Good luck fixing these things! Let me know if you get stuck.

(P.S. The email parser is a really cool project! :D)

— You are receiving this because you commented. Reply to this email directly, view it on GitHub, or mute the thread.

kach commented 7 years ago

Ah. Why would it be ambiguous by design?

(I'm closing this issue because we agreed it wasn't a bug. But I am curious to continue the conversation!)

baudehlo commented 7 years ago

Because it's an ebnf and so it's meant to be parsed first match to the left style.

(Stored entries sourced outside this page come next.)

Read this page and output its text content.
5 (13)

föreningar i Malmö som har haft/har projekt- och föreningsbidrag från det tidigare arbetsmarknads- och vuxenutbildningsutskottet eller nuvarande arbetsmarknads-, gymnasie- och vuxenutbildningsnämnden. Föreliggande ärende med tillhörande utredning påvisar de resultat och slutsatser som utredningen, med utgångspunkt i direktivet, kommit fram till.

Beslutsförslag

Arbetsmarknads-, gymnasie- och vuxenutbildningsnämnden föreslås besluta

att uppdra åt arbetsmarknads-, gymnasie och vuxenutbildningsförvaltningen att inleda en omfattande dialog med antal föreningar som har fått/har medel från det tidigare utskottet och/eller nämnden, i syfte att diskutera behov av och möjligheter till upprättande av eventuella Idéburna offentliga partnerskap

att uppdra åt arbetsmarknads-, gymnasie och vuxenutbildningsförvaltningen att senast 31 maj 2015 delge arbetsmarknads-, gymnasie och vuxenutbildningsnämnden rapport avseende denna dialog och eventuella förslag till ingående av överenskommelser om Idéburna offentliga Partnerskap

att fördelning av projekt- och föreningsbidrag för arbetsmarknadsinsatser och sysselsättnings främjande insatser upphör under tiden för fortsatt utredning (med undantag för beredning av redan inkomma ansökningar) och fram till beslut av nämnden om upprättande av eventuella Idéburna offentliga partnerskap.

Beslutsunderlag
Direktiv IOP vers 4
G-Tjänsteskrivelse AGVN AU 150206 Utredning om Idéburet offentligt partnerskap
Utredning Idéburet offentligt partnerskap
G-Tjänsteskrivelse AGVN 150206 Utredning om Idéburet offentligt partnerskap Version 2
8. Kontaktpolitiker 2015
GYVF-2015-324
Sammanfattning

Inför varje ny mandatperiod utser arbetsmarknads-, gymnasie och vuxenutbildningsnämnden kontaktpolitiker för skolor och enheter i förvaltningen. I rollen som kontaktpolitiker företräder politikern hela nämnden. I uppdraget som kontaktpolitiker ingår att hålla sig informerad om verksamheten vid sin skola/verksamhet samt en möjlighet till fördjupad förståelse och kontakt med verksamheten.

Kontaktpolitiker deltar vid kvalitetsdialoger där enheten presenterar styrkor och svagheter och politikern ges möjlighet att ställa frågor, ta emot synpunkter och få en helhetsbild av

A simple example is right at the top level. From is a mailbox list or address list. But a mailbox is an address or a group, so it's ambiguous right away and the ambiguity is there to support the design. It could probably be disambiguated but it would make the grammar much more complex.

On Feb 14, 2017, at 8:38 PM, Hardmath123 notifications@github.com wrote:

Closed #159.

— You are receiving this because you commented. Reply to this email directly, view it on GitHub, or mute the thread.

kach commented 7 years ago

Mmm. I am not too familiar with the grammar you're working with, but in my experience, disambiguating grammars makes them a lot simpler. In your example, couldn't you simply omit the redundant "address list" nonterminal to make that bit of the grammar unambiguous?

baudehlo commented 7 years ago

The aim was to mirror the grammar in the rfcs so that any future changes would be easy to make, and anyone else coming into it would understand the grammar. There's a few LL parsers on npm that I'll look into as replacements.

On Feb 15, 2017, at 12:55 AM, Hardmath123 notifications@github.com wrote:

Mmm. I am not too familiar with the grammar you're working with, but in my experience, disambiguating grammars makes them a lot simpler. In your example, couldn't you simply omit the redundant "address list" nonterminal to make that bit of the grammar unambiguous?

— You are receiving this because you commented. Reply to this email directly, view it on GitHub, or mute the thread.